Pereira da Silva won the last prize for study abroad granted by the emperor Pedro II of Brazil. He moved to Paris in 1889, and was a student at the École des Beaux Arts and studied under Jean-Léon Gérôme and Léon Bonnat. He rejected the artistic movements of the Paris school, but produced several studies and paintings.
Later career
Pereira da Silva returned to Brazil in 1896. He held a solo exhibition in the hall of the Escola de Belas Artes in Rio de Janeiro, where 33 of his work completed in Europe were presented. In the same year, he moved to São Paulo and taught at the São Paulo School of Arts and Crafts and at the State Gymnasium of São Paulo. In addition, he taught private classes in his studio and completed portraits of the elite of the city. In 1897, he founded the Núcleo Artístico, which later became the School of Fine Arts. He completed three murals between 1903 and 1911 for the Municipal Theater of São Paulo: O Teatro na Grécia Antiga, A Dança, and A Música. Da Silva's main works located in the city of São Paulo. They include Escrava Romana and Infância de Giotto. He turned to historical paintings in response to nationalist trends in Brazil at the beginning of the 20th century. This initially resulted in O Desembarque de Cabral em Porto Seguro, and soon the Fundação de São Paulo.
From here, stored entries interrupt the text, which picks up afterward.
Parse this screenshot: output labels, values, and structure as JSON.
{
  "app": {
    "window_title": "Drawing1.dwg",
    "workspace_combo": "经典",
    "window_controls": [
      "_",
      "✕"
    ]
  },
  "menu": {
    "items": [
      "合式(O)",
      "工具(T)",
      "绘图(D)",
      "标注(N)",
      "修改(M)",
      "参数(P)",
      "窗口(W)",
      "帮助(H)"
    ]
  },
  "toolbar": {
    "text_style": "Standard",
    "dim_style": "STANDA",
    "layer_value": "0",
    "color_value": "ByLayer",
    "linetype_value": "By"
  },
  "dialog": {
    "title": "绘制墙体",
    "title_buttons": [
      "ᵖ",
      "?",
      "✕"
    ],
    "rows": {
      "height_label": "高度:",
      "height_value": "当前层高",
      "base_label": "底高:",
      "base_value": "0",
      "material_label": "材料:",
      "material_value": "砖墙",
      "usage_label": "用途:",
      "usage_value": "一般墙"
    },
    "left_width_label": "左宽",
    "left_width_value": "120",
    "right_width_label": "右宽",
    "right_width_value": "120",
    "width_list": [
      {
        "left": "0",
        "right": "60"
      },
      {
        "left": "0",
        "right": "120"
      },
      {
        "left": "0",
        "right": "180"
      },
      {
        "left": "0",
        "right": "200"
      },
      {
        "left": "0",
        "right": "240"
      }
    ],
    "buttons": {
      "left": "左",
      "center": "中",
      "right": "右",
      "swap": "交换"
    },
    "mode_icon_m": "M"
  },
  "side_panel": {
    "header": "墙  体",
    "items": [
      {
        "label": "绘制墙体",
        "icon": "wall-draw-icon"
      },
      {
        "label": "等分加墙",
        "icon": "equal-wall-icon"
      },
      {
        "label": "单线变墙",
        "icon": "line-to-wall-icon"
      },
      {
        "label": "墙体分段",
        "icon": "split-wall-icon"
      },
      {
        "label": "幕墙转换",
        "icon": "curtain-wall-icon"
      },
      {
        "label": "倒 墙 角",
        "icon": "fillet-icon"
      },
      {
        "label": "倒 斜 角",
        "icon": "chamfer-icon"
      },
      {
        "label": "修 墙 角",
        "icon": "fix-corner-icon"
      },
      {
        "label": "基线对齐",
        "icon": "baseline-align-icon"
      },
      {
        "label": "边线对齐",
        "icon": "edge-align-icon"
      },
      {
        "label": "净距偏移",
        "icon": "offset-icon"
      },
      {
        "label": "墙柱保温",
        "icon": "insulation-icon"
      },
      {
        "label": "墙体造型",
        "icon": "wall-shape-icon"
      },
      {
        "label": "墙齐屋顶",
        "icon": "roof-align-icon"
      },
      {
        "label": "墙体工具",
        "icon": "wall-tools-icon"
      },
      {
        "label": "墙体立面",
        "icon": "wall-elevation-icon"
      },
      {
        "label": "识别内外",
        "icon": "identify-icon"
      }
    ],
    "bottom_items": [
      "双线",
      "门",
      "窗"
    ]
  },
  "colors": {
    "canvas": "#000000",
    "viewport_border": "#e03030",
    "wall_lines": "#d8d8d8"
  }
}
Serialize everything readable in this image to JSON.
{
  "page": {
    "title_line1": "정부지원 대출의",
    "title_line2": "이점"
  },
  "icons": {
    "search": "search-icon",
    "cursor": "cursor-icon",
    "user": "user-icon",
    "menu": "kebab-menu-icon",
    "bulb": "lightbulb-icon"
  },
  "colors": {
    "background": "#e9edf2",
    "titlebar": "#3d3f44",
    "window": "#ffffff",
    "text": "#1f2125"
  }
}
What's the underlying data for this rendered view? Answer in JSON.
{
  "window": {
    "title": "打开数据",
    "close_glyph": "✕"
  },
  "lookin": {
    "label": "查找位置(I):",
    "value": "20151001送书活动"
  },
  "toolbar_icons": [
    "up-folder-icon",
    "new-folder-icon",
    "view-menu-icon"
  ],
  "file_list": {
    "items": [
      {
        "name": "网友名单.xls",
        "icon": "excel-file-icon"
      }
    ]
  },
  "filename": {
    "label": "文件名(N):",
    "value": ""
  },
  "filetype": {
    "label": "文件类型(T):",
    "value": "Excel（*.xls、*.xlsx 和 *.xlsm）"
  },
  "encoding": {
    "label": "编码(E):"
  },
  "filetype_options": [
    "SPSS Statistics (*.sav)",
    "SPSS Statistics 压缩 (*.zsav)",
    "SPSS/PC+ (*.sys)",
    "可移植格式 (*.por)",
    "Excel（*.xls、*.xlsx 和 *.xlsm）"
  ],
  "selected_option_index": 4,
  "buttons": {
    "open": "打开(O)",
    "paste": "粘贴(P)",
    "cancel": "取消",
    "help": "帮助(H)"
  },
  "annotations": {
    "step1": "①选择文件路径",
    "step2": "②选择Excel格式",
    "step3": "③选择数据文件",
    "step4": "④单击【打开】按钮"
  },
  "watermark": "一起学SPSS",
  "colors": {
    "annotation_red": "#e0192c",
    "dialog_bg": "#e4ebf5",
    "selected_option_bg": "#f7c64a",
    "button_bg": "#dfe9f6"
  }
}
Da Silva's work realism and detail until the end of the 1930s. Da Silva, like numerous artists and architects of Brazil, was influenced by the Modern Art Week in 1922; his artistic production was further transformed by a trip to Paris in 1930. His daughter, the artist Helena Pereira da Silva, observed that Da Silva's work became more carefree in this period; he used a lighter palette than his earlier works. However, the importance of drawing as a basic and fundamental structure of his compositions never ceased to exist in the execution of his paintings.